How do people learn the language of social science?  This lecture surveys some key entry points – mass print, mass broadcast media and mass education – and illustrates some simple digital humanities tools that can be used to analyze a huge volume of material and assess its propagation and uses.

 

 


Lecture Three: Self (5 February 2026)

In the first half of the 20th century, the ‘New Psychology’ – in which Freudian psychoanalysis played only a minor role – offered people a new vocabulary for understanding the self in modern conditions, in what has been called a transition ‘from character to personality’.  Ideas about the unconscious, personality types, the developmental self, sex and intelligence reached unprecedentedly large audiences.

 

 


Lecture Four: State and Economy (12 February 2026)

Historians are familiar with the idea of the nation as an ‘imagined community’ that bound people across time and space from the late 18th century, predicated on modern communications.  This lecture extends this idea into the 20th century and to a wider range of ‘invisible structures’ that were made more palpable via languages of social science, political and especially economic structures.

 

 


Lecture Five: Self and Society (19 February 2026)
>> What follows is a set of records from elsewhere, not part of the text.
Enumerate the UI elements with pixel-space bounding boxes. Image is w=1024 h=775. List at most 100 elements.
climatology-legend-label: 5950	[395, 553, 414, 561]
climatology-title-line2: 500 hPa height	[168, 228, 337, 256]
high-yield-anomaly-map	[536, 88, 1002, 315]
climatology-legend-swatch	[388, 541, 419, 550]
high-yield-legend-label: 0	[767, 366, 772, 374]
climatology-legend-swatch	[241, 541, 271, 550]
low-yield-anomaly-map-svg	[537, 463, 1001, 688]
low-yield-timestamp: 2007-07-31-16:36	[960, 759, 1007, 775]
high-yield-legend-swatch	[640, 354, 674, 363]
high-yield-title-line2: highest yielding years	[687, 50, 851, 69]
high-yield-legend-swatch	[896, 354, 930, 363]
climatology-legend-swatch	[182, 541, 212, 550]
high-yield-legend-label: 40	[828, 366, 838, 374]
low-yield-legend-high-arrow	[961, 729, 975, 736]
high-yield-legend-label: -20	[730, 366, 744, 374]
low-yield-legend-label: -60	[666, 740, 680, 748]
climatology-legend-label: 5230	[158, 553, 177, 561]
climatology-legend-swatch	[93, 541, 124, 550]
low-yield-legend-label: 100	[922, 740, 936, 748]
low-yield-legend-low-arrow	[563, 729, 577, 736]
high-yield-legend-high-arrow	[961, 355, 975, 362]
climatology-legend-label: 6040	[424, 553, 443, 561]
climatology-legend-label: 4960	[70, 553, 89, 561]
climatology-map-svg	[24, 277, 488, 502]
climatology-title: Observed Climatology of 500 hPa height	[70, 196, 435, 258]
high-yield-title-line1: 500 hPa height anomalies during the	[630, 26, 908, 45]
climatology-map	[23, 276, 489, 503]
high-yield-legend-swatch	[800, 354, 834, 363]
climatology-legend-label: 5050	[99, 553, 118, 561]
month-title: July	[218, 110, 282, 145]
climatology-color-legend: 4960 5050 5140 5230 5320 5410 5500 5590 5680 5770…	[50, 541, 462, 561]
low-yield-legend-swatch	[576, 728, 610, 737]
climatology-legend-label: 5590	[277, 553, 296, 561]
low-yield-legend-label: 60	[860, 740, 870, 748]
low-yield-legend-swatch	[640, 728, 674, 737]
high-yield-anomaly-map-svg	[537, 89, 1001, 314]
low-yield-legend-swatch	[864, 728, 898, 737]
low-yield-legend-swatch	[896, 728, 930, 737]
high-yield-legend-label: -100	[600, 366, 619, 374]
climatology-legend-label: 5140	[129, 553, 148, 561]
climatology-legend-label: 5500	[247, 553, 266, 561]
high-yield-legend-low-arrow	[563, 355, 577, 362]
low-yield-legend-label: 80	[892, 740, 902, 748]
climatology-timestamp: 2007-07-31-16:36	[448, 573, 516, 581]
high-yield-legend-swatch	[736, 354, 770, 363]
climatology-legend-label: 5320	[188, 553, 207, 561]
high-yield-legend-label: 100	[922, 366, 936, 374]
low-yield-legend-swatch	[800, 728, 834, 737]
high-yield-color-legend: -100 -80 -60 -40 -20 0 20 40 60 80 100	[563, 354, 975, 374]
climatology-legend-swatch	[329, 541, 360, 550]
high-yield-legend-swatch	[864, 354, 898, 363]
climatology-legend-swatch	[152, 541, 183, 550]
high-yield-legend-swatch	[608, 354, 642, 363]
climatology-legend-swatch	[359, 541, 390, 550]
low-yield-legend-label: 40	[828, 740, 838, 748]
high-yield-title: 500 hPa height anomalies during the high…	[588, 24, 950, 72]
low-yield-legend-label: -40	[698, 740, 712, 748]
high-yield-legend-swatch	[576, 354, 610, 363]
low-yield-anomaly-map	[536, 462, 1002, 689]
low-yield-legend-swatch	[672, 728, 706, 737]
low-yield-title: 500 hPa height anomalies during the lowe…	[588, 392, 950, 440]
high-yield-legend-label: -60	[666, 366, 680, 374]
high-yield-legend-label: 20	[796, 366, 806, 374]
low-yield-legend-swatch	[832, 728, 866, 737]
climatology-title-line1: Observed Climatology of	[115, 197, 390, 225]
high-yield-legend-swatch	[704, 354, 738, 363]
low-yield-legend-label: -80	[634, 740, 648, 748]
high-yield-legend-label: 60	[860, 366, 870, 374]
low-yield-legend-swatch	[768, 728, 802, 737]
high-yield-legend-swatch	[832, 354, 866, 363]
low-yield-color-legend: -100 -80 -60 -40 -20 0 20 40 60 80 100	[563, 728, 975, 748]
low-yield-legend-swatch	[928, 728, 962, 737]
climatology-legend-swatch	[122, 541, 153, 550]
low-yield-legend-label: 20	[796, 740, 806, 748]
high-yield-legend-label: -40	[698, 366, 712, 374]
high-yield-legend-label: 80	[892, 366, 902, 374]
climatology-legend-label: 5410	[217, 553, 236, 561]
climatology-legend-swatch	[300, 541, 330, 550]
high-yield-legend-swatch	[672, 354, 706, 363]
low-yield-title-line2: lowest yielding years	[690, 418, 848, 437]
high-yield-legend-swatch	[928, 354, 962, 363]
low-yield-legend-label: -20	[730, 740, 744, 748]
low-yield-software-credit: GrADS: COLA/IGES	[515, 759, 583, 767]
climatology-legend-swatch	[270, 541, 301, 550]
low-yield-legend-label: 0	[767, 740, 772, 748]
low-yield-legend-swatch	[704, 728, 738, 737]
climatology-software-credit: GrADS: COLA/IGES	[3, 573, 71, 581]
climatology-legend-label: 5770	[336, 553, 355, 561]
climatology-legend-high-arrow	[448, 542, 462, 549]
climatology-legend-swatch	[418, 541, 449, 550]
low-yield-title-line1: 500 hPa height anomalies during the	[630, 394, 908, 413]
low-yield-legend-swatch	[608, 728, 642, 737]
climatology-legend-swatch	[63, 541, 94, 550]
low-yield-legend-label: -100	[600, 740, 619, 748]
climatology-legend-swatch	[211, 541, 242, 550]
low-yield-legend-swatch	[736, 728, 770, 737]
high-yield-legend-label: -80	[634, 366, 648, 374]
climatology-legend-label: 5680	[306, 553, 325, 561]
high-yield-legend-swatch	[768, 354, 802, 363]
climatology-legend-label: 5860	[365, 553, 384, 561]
The decades between the late 1940s and the late 1970s are widely seen as the heyday of social science (and of social democracy), though usually from the point of view of educated or cultivated elites.  This lecture seeks evidence of the ‘sociological imagination’ in everyday life, in conditions of ‘affluence’, ‘permissiveness’ and a therapeutic society.

 

 


Lecture Six: Self vs Society (26 February 2026)

Critics of neoliberalism claim that in the final decades of the 20th century ‘homo politicus’ was replaced by ‘homo economicus’. This lecture challenges the primacy of either of these imaginings of the human condition and draws attention to other burgeoning identities – the very word ‘identity’ being one of them – supported by the language of social science.